Stefan was playing with graphite by '81.



Cute bonus pic:
Is your theory that, having used wooden rackets, the touch with graphite is then better - compared to players who never played wood?
 

Kylo Reed

Rookie
Greatest is just LMAO, man, watch some of Henman's incredible drop volleys and get back to me. And to address a post above, they all had great drive volleys too be it Edberg/Henman/Rafter/Sampras, so it's not like you take away the drop volley and they would be unable to make one at all at the net. FWIW Rafter did produce some delectable touch again at the IPTL so maybe the difference is less about racquets and about heavy handed technique at the net from modern players used to staying back most of the time.

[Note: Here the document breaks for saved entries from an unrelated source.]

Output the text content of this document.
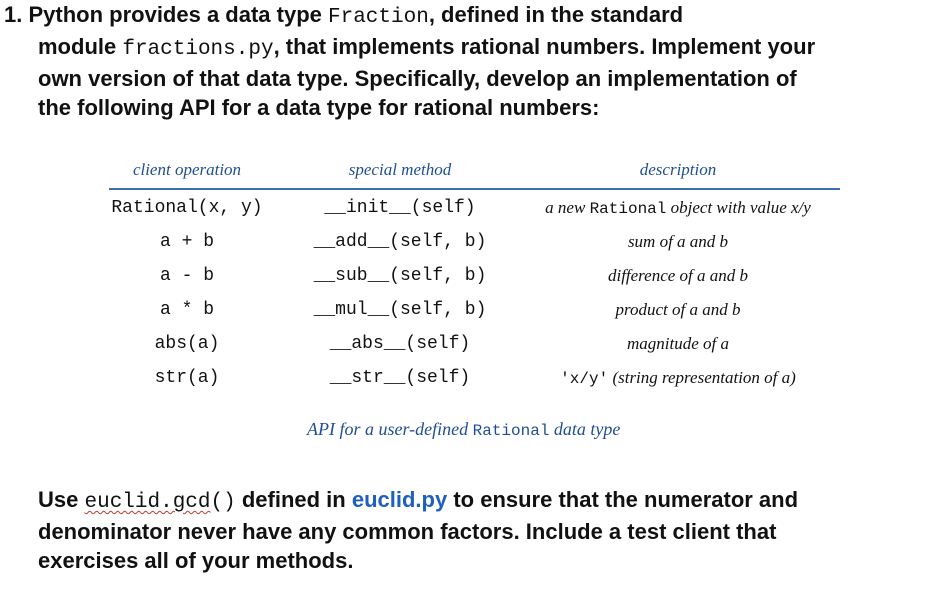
1. Python provides a data type Fraction, defined in the standard
module fractions.py, that implements rational numbers. Implement your
own version of that data type. Specifically, develop an implementation of
the following API for a data type for rational numbers:
client operation	special method	description
Rational(x, y)	__init__(self)	a new Rational object with value x/y
a + b	__add__(self, b)	sum of a and b
a - b	__sub__(self, b)	difference of a and b
a * b	__mul__(self, b)	product of a and b
abs(a)	__abs__(self)	magnitude of a
str(a)	__str__(self)	'x/y' (string representation of a)
API for a user-defined Rational data type
Use euclid.gcd() defined in euclid.py to ensure that the numerator and
denominator never have any common factors. Include a test client that
exercises all of your methods.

Now why is MZ noticeably more effective than most others today at the net? For one, he has great footwork. Even Fed is guilty of getting too casual at the net once in a while, mostly to show off, and then it ends up costing him the point sometimes. Mischa is always in a solid position, alert and ready to pounce upon the attempted pass, just the way the old school volleyers used to be. Netgame is aggressive, not showboating (Fed cleaned up his netgame with Edberg, no surprises there). Mischa's footwork helps him compensate for how slow he actually is. He doesn't have great reflexes which is a must at the net but because he is so good at staying balanced even as he dives left, then right, he puts himself in a good position to make one more volley.

Another thing and this is the underrated aspect of his game: his approaches. He has these weird looking very flat approach shots. Go, imitate them, my fellow rec hacks. I tried and they are very effective. Today, players are so used to heavy topspin and the ball getting up to a nice hitting height that they are not very comfortable dealing with these flat approaches that keep low. These flat approaches also let you go shorter than you'd want to if you were applying topspin. Why? Because flat balls die on the counterpuncher and force him to step forward. This is where Murray got in trouble on a bad day for him (and on a fastish surface on a hot day). Players are so used to waiting for the approaches and volleys to get to them that they are not very effective in dealing with ones where they need to be more proactive. We saw how under lights (and therefore slower conditions) Fed nuked MZ by doing precisely that, taking those few steps forward into the court and preempt MZ. Fed always does this against MZ. His matches against MZ are usually very attractive and also very one sided.
Well said Dolgo85. Perfect analysis.